Franklin Templeton files S-1 for new crypto index ETF
Issuers are lining up for the next wave of cryptocurrency exchange-trade funds.
Asset manager Franklin Templeton is seeking to launch a new exchange-traded fund (ETF) designed to as a one-stop-shop crypto portfolio, according to an Aug. 16 filing.
The Franklin Crypto Index ETF will track the performance of the CF Institutional Digital Asset Index, which currently only comprises Bitcoin (BTC) and Ethereum (ETH), the filing said.
“The Fund will seek to achieve its investment objective by investing in the Digital Assets in approximately the same weights as they represent in the Underlying Index,” according to the filing, which says that the ETF may hold additional types of cryptocurrencies in the future.
Related: Regulators postpone listing decision for Hashdex Nasdaq Crypto Index ETF
The Franklin Crypto Index ETF is an early entrant in the market for crypto index ETFs, which are emerging as the next area of focus for crypto ETF issuers after the launch of BTC and Ether (ETH) ETFs in January and July, respectively.
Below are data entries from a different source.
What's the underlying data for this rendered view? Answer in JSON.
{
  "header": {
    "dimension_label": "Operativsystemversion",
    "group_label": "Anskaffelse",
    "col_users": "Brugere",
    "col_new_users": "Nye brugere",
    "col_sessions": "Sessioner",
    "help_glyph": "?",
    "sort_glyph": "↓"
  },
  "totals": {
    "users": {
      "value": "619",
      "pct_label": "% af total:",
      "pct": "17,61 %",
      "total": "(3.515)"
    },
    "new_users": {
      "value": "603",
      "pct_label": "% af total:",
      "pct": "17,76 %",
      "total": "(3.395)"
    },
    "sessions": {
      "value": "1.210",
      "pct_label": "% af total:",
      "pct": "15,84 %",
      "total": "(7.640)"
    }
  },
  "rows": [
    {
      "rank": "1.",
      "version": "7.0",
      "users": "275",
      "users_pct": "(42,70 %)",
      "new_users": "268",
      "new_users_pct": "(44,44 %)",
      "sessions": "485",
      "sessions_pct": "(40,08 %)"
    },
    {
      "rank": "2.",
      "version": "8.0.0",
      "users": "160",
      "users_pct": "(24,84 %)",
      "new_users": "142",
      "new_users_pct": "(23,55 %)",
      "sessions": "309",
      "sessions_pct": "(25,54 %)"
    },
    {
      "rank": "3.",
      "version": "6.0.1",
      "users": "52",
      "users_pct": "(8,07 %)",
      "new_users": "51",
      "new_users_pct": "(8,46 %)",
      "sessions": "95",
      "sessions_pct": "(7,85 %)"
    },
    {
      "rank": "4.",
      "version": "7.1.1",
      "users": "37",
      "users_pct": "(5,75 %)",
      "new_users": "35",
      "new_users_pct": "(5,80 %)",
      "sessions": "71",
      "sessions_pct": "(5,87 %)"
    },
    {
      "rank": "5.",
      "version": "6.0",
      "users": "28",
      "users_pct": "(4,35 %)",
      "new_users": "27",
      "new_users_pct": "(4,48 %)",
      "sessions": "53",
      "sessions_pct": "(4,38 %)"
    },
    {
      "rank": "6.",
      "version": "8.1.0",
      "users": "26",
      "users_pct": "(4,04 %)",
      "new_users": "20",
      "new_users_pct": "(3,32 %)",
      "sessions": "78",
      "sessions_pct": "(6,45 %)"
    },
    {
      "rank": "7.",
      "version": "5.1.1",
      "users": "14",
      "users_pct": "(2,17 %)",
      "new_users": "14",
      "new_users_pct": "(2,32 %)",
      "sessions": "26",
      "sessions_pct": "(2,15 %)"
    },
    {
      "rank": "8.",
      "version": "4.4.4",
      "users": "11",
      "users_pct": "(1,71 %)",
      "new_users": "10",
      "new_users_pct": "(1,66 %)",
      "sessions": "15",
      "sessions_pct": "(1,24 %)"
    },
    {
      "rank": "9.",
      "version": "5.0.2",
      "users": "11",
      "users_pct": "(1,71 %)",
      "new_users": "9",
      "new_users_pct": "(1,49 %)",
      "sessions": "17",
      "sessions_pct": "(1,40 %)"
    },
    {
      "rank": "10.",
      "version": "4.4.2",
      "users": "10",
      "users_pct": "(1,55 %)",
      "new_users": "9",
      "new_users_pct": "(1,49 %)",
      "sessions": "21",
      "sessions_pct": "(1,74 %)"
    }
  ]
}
It will compete with the Hashdex Nasdaq Crypto Index ETF, which the first crypto index ETF to seek regulatory clearance.
“The next logical step is index ETFs because indices are efficient for investors—just like how people buy the S&P 500 in an ETF. This will be the same in crypto,” Katalin Tischhauser, head of investment research at crypto bank Sygnum, told Cointelegraph.
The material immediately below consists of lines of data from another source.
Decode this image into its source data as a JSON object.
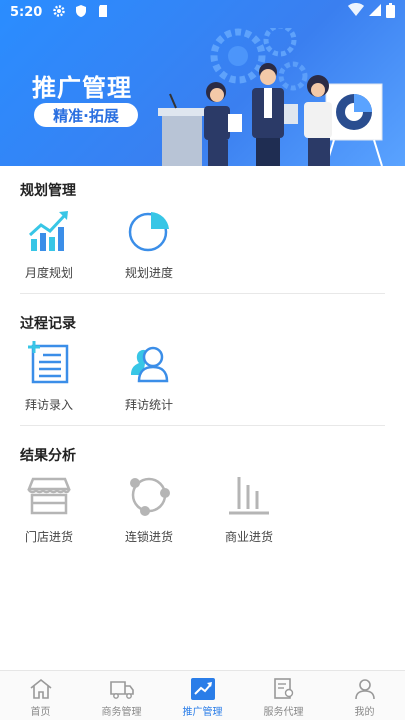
{
  "status_bar": {
    "time": "5:20"
  },
  "banner": {
    "title": "推广管理",
    "tagline": "精准·拓展"
  },
  "sections": [
    {
      "title": "规划管理",
      "items": [
        {
          "label": "月度规划",
          "icon": "trend-chart-icon"
        },
        {
          "label": "规划进度",
          "icon": "pie-chart-icon"
        }
      ]
    },
    {
      "title": "过程记录",
      "items": [
        {
          "label": "拜访录入",
          "icon": "add-list-icon"
        },
        {
          "label": "拜访统计",
          "icon": "people-icon"
        }
      ]
    },
    {
      "title": "结果分析",
      "items": [
        {
          "label": "门店进货",
          "icon": "store-icon"
        },
        {
          "label": "连锁进货",
          "icon": "chain-icon"
        },
        {
          "label": "商业进货",
          "icon": "bar-chart-icon"
        }
      ]
    }
  ],
  "bottom_nav": [
    {
      "label": "首页",
      "icon": "home-icon",
      "active": false
    },
    {
      "label": "商务管理",
      "icon": "truck-icon",
      "active": false
    },
    {
      "label": "推广管理",
      "icon": "trend-icon",
      "active": true
    },
    {
      "label": "服务代理",
      "icon": "certificate-icon",
      "active": false
    },
    {
      "label": "我的",
      "icon": "user-icon",
      "active": false
    }
  ],
  "colors": {
    "primary": "#2a7de8",
    "banner": "#2a8dff",
    "icon_blue": "#3b8ee8",
    "icon_cyan": "#38c6e6",
    "icon_gray": "#b5b5b5"
  }
}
Tischhauser said that crypto index ETFs are currently limited to BTC and ETH because those are the only digit assets the Securities and Exchange Comission (SEC) has authorized to be included in ETFs so far.
“They intend it to be an index, and as long as only Bitcoin and Ethereum are approved, that’s what it will consist of,” Tischhauser said. She added that demand is limited for new types of single-asset ETFs, such as a Solana (SOL) ETF.
Grayscale — the largest crypto fund issuer with $25 billion in assets under management (AUM) — also teased interest in getting in on crypto index ETFs.
“We’re going to see a number of more single asset products, and then also certainly some index-based and diversified products,” Dave LaValle, Grayscale’s global head of ETFs, said on Aug 12.
Before the ETF can trade on exchanges, the SEC must sign off on its registration application — called an S-1 — and permit at least one public equities exchange, such as Nasdaq, to list the product.